Carilyne Hébert – City of Cornwall

If elected, would you make climate action a priority, and if so, how would you ensure that state-of-the art-energy reduction methods are included in the assessment of all municipal activities, spending and investments – both capital and on-going management?
  • Climate change is a reality. We can either be part of the problem or part of the solution. There is no in between. I believe the City of Cornwall should create a Climate Change Strategy. This would include a review of all City operations and infrastructure and how we can continue to provide our services with the environment in mind. There are many things we can do to lessen our impact. One of them would be to review our purchasing policy. Often times we will purchase goods and serves outside of our region due to cost. Of course cost should always be a factor in the tender process however the environmental impact of a purchase should hold just as much weight. Every tender should have a Climate Change Impact calculation. This would also encourage local purchasing. We could also work with our Building department and local developers by providing incentives to build green homes or retrofit existing homes.
Do you think your main streets/downtown are successful – why or why not?  If elected, what specific actions, changes and improvements would you make to ensure they are healthy and successful?

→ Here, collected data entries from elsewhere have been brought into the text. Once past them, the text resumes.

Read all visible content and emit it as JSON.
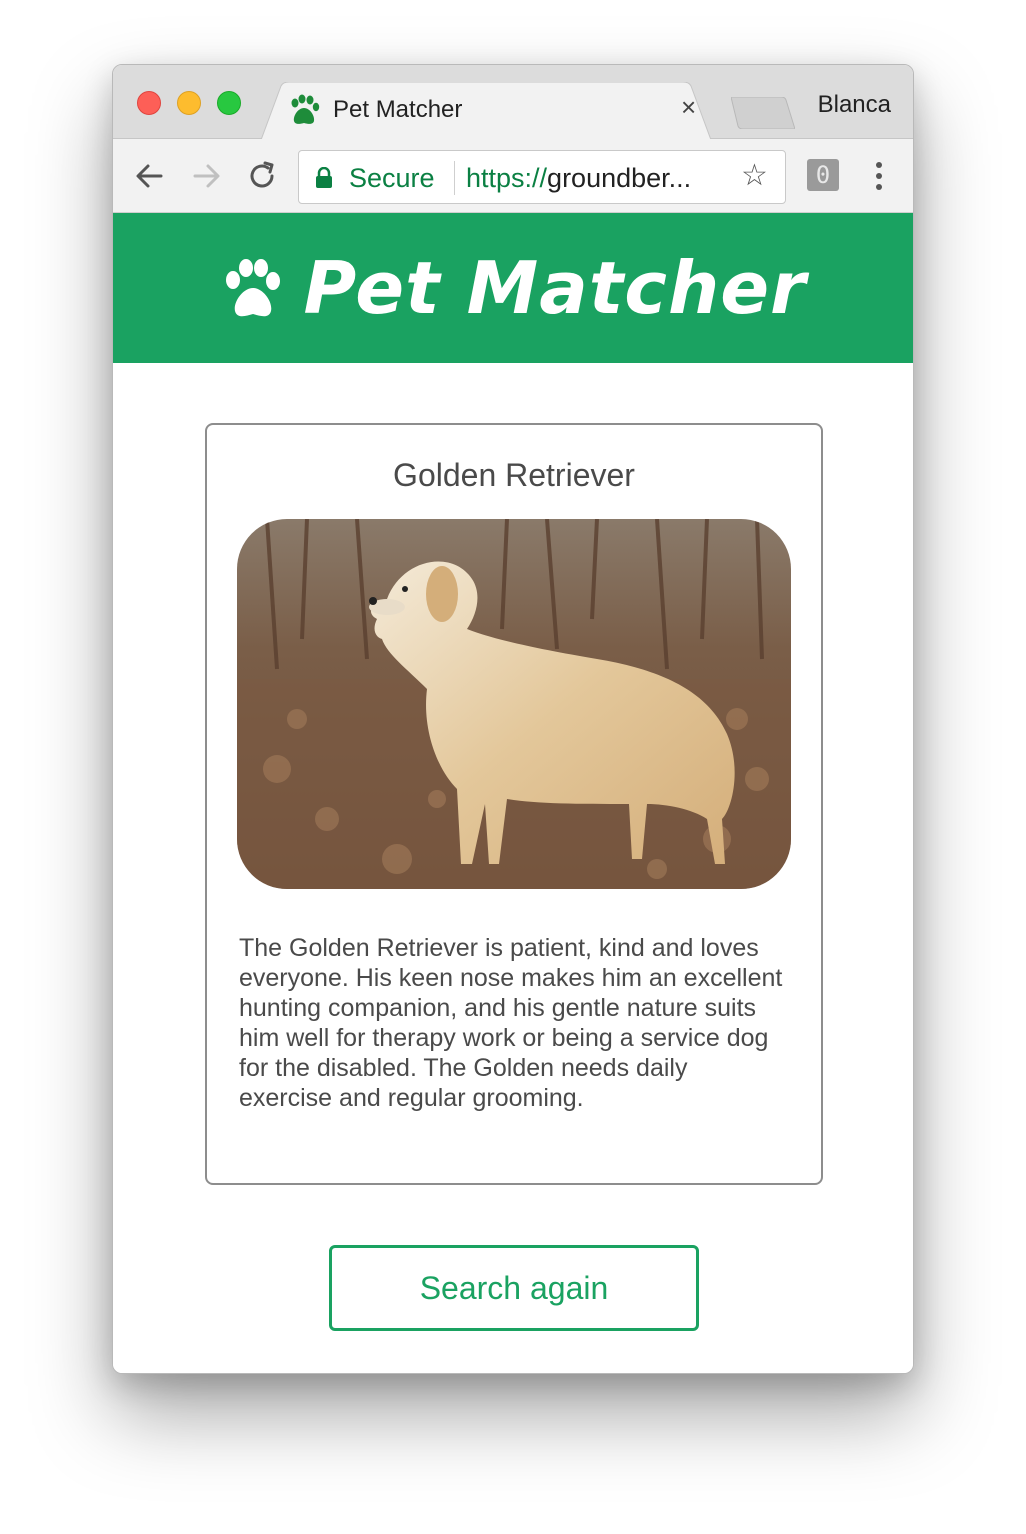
{
  "browser": {
    "tab_title": "Pet Matcher",
    "tab_close": "×",
    "profile_name": "Blanca",
    "security_label": "Secure",
    "url_scheme": "https://",
    "url_rest": "groundber...",
    "extension_badge": "0",
    "accent_secure": "#0b8043"
  },
  "header": {
    "title": "Pet Matcher",
    "icon": "paw-icon",
    "background_color": "#1aa261"
  },
  "result": {
    "breed": "Golden Retriever",
    "image_alt": "golden retriever standing in autumn leaves",
    "description": "The Golden Retriever is patient, kind and loves everyone. His keen nose makes him an excellent hunting companion, and his gentle nature suits him well for therapy work or being a service dog for the disabled. The Golden needs daily exercise and regular grooming."
  },
  "actions": {
    "search_again_label": "Search again"
  }
}
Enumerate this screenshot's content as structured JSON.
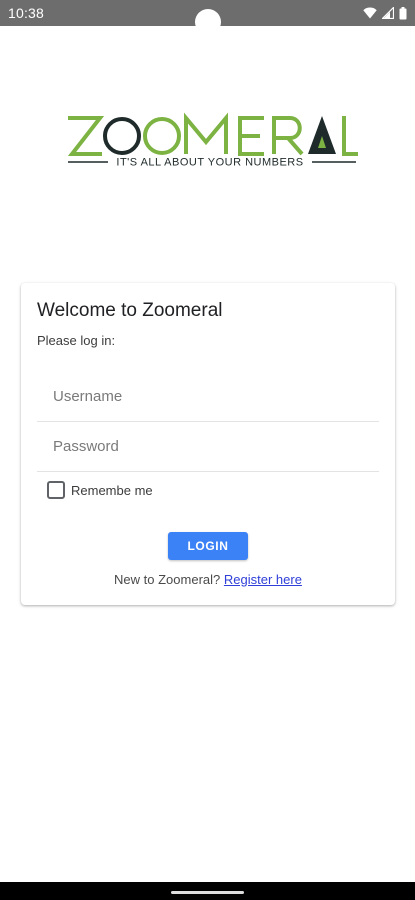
{
  "status_bar": {
    "time": "10:38",
    "icons": [
      "wifi-icon",
      "signal-icon",
      "battery-icon"
    ]
  },
  "logo": {
    "text": "ZOOMERAL",
    "tagline": "IT'S ALL ABOUT YOUR NUMBERS",
    "green": "#7cb342",
    "dark": "#1f2a2a"
  },
  "login_card": {
    "title": "Welcome to Zoomeral",
    "subtitle": "Please log in:",
    "username_placeholder": "Username",
    "username_value": "",
    "password_placeholder": "Password",
    "password_value": "",
    "remember_label": "Remembe me",
    "remember_checked": false,
    "login_label": "LOGIN",
    "register_prompt": "New to Zoomeral?",
    "register_link": "Register here"
  },
  "colors": {
    "status_bar": "#6d6d6d",
    "primary_button": "#3b82f6",
    "link": "#2f3fd8"
  }
}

  • The City of Cornwall has 2 beautiful downtowns. There has been much improvement over the last few years on Pitt Street and the surrounding street. Le Village has seen some improvements however I believe there are many more opportunities to grow with our Brownfield program. The development of our multidisciplinary Art Center will make our downtown boom. I’ve been asked, what will we do about parking? I think if residents and visitors have to park a block further because the main Pitt Street parking is full that is an excellent problem to have. Of course we want to ensure we have a sufficient amount of accessible parking but filling our parking lots means our downtown is alive. And there are many more available spots just a few steps further. We really see the downtown come alive during street festivals or when we have live art and music. We should continue to encourage this activity. All of our downtown business benefit during these events. I also believe that the addition of edible landscape in our downtowns could bring many benefits including visual appeal, education and access to healthy food. I would also do whatever I can to add recycling bins downtown and in all public spaces. Currently we have temporary recycling bins that we use for events however there are not permanent bins. If we want to encourage our residents to recycle more, we should be leading by example.
If elected, how would you go about ensuring the replacement of tree cover lost in your municipality as a result of the Emerald Ash Borer?
  • I believe tree cover loss is something we should look at beyond Emerald Ash Borer. The City does have a strategy for Emerald Ash Borer however that only covers trees on public property. Many of these trees are on private property and residents are unfortunately sometimes unaware of the Emerald Ash bug or that they have Ash trees. Through potential grant opportunities we should be working with residents and helping them replace their Ash trees. This begins with education of course. Beyond Emerald Ash Borer the city is currently exploring a Tree Cutting Bylaw. This would take into account not only tree cutting but also damaging or harming a tree. I would support such a bylaw to ensure we keep our beautiful tree cover.
If elected, what waste management initiatives would you support toward increasing waste diversion and what targets would you like to set for your municipality?
  • Waste reduction is something I am very passionate about. Our municipality can help our residents significantly reduce their environmental food print. The City of Cornwall’s current Waste Diversion Rate is 30%. We can do much better. Many other Ontario municipalities are reaching rates above 60%. That of course if due to the programs in place in their municipalities. There are many things we can do to bring that diversion rate up. I believe the first step is limiting the amount of garbage bags a family can put to the curb every week. This would encourage local families to recycle and learn about the many ways we can all reduce the amount of house hold waste we create. I believe the City has a role in play with a comprehensive educational campaign. I’ve seen this initiative criticized as a way to reduce a municipal service and that the annual tax level should reflect that reduction in service. First of all I believe this is beyond dollars, cents and taxes and more about the environmental impact we are all making. Secondly, by reducing our waste we are extending the life of our landfill. It would cost the City of Cornwall approximately 60 to 100 million dollars to close our existing landfill and open a new one. I would call reducing our waste a way to save on our tax bill. I also believe that composting is a big part of reaching a higher diversion rate. The average Canadian is throwing out about 400lbs of food every year. As a county that is about 6 millions tonnes. A way I like to explain this to try and understand the volume of food and organic waste in Canada is to imagine 1 million full grown elephants. Something I can’t even picture. Imagine the waste we could divert from the landfill if we had a weekly composting program. All that being said, I would be happy to see our diversion rate increase to 50% by the end of the next term.